In theory, if you buy a share in the ALSI 40 Fund in the Johannesburg Stock Exchange; in theory, you do have a stake in those 40 companies.

Correct.

Actually, in practice, you’re only buying one share, which is the ETF.

That’s right.

You guys have done things a little differently in the way that you’ve come into this market.

We have.  The indexes we’ve created ETF’s on, haven’t been traditional indexes.  When indexes were first put together…and to this day, they are predominantly market cap weighted indices.  Simplistically, what does that mean?  It means that the biggest share in the market has the biggest weighting in the index.  The smallest share in the market has the smallest weighting in the index.  That’s a very good way to approach index investing.  Bogle swears by it.  However, there are other ways to put an index together.  You can use equal weighting and weight all the companies equally.  You can weight them using dividends, etcetera and that’s what is known as Smart Beta, about which, we’re talking to the market about, too.  Simple, market cap weighted index investing certainly has its merits.  Major thought leaders like William Sharpe who invented the Sharpe Ratio (he’s a Nobel Laureate), says that the average investor can’t outperform that index mathematically because the index is a representation of the market, so the average Rand has to receive the average return.  People have picked up on that in the context of indexing because if that’s the case, if the average investor can’t outperform the market, well then you want to be the average investor at the lowest possible fee.  That’s Bogle’s and Sharpe’s big argument – to own the market at the lowest possible fee, is possibly the best way to approach the market.

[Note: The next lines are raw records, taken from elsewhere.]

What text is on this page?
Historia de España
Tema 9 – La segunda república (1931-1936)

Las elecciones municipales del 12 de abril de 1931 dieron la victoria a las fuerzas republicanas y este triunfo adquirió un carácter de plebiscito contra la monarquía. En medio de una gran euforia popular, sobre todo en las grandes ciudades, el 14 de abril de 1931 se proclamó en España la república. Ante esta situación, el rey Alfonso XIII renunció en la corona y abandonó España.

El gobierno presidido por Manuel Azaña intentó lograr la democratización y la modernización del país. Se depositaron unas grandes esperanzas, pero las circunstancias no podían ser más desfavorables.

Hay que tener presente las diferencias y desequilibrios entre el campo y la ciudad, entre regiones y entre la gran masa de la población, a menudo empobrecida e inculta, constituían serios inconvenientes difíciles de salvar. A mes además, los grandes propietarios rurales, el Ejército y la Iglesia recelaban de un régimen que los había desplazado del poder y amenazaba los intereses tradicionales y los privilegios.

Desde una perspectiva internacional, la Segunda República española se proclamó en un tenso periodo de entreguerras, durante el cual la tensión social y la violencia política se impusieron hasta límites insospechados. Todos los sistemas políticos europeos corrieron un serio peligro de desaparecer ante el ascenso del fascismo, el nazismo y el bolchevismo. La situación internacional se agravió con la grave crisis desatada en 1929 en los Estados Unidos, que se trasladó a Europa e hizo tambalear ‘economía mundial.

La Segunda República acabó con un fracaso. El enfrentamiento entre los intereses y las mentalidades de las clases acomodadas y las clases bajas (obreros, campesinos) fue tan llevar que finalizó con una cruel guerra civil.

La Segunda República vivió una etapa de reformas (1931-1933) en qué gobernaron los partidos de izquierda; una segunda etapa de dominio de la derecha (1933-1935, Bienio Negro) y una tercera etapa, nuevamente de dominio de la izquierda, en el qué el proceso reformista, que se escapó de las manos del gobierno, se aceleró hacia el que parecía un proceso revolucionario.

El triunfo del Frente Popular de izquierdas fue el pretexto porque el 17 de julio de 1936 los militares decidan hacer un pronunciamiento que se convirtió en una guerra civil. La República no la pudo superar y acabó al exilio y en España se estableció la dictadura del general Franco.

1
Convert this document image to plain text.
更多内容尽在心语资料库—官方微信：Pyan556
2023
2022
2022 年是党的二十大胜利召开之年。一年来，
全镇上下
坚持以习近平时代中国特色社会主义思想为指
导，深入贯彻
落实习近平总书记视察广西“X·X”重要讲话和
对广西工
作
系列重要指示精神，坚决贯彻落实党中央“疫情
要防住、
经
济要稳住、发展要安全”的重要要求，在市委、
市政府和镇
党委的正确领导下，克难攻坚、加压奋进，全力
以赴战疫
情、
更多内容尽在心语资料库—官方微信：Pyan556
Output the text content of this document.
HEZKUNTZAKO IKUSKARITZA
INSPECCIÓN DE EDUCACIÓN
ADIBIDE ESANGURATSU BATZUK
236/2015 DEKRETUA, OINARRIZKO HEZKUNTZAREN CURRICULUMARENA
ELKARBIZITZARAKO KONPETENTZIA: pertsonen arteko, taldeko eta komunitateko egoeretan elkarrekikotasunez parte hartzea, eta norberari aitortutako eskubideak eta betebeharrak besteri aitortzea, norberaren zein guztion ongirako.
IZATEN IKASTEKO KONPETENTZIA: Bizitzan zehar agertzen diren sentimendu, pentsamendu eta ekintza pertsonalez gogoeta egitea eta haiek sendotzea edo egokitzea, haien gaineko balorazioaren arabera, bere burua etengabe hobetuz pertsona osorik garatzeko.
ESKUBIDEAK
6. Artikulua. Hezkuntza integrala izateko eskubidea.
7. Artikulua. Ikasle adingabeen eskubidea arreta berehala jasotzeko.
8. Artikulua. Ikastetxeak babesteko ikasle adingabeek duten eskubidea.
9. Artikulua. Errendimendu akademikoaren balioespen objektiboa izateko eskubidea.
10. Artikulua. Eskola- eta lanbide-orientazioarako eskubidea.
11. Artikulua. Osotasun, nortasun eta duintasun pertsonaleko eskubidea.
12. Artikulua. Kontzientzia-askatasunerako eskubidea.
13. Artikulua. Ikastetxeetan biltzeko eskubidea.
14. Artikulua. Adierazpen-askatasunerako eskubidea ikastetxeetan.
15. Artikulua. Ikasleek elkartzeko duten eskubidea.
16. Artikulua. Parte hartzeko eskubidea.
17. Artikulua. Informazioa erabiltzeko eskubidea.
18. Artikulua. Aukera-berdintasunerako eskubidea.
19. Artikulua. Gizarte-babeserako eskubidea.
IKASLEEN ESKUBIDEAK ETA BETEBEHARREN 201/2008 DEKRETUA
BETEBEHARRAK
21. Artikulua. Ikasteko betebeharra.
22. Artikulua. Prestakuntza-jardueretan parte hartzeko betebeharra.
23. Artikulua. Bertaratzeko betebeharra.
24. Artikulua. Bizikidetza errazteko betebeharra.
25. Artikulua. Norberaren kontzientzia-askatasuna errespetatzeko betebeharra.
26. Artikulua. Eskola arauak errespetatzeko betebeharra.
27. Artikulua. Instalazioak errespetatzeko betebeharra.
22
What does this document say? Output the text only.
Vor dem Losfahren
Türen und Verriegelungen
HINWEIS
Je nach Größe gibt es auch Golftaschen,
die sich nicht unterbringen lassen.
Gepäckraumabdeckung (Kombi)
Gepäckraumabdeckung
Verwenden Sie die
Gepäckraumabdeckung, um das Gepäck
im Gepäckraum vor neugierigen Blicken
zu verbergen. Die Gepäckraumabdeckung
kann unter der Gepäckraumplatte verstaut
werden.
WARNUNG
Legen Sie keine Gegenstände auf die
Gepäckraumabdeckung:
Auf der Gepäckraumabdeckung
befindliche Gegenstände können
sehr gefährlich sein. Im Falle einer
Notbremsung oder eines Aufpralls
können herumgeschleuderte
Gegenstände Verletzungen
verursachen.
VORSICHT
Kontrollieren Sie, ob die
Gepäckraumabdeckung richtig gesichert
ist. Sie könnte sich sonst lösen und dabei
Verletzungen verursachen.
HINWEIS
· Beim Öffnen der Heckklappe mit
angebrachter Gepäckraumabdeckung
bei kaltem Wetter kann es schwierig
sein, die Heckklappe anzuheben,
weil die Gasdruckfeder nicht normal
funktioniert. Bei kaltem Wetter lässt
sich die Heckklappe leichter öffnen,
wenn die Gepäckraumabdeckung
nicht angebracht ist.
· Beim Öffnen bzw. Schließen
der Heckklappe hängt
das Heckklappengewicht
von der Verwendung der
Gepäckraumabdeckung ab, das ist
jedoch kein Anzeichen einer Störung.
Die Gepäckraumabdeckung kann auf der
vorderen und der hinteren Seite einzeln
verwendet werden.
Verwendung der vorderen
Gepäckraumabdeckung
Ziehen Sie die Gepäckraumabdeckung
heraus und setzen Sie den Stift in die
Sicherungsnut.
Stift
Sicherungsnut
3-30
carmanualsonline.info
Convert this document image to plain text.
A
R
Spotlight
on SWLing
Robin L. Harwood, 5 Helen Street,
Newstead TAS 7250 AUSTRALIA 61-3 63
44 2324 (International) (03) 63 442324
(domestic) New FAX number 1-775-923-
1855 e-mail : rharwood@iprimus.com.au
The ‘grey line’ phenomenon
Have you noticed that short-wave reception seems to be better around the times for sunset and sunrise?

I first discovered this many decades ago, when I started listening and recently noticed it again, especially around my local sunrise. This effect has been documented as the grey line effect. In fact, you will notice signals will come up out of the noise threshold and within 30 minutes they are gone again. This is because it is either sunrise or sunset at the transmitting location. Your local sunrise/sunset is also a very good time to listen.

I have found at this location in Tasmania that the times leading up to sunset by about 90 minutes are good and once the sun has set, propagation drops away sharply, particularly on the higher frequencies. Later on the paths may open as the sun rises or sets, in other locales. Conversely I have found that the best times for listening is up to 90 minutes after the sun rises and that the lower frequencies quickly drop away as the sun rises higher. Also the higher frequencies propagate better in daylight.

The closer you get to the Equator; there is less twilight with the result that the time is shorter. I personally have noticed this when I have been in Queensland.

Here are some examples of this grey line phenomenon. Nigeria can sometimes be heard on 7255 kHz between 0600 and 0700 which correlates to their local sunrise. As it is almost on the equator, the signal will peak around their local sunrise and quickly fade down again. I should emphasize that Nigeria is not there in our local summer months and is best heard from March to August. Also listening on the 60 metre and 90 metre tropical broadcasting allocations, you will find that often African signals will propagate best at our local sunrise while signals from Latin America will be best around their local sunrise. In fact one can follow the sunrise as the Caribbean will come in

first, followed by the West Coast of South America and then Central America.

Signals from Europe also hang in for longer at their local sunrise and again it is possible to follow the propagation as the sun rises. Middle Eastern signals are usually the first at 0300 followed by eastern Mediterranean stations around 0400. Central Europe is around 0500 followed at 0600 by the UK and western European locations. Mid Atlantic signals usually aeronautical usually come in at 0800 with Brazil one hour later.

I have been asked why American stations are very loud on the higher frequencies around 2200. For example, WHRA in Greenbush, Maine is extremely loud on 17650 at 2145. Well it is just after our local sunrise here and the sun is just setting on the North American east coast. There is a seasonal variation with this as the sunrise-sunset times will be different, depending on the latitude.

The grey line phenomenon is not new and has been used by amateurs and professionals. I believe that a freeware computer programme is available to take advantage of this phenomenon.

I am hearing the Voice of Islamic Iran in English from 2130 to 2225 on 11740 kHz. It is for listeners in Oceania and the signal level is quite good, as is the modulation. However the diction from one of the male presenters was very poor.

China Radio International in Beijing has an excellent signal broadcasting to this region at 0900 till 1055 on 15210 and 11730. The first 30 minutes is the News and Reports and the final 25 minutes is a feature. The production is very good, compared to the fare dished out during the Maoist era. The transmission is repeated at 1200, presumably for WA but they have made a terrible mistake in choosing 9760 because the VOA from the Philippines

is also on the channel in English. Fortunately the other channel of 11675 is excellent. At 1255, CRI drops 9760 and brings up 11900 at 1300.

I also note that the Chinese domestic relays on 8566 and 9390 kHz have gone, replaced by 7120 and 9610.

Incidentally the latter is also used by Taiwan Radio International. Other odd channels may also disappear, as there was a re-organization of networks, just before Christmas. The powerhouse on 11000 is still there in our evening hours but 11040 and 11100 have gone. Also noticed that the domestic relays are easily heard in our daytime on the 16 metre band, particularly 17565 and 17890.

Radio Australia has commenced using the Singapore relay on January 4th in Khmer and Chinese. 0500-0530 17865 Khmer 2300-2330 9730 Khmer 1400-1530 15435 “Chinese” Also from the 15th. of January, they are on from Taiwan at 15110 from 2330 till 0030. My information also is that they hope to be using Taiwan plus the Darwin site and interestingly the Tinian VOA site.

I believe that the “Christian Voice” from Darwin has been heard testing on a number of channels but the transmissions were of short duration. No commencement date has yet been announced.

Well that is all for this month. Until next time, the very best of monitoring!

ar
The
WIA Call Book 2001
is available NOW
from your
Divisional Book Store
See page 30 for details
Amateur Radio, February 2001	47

How much attention do you pay to costs?

A huge amount.  Costs is a major driving force for change in the industry.  If you talk to old-time stockbrokers, they’ll talk about the stockbroking margins they used to make 30 years ago compared to what they make today.  As a whole, the Financial Services Industry costs have been driven down over time and the Asset Management industry is one of those industries, which is now facing a huge challenge around costs.  The beauty of Exchange Traded Funds business (or the products themselves) is that the idea is for them to operate at huge scale/volume and at very low costs.  Consequently, they are very pro-consumer and personally, I like that.  It resonates with me.  I like the idea of building a business around being pro-consumer.  It’s much harder for us to build that business because we have to generate the volume.  We have to generate much bigger business for us to make any money.  However, in the long term, I believe that what’s good for the customer is good for the company at the end of the day.

Gareth Stobie is with Coreshares and this special podcast was brought to you by Coreshares.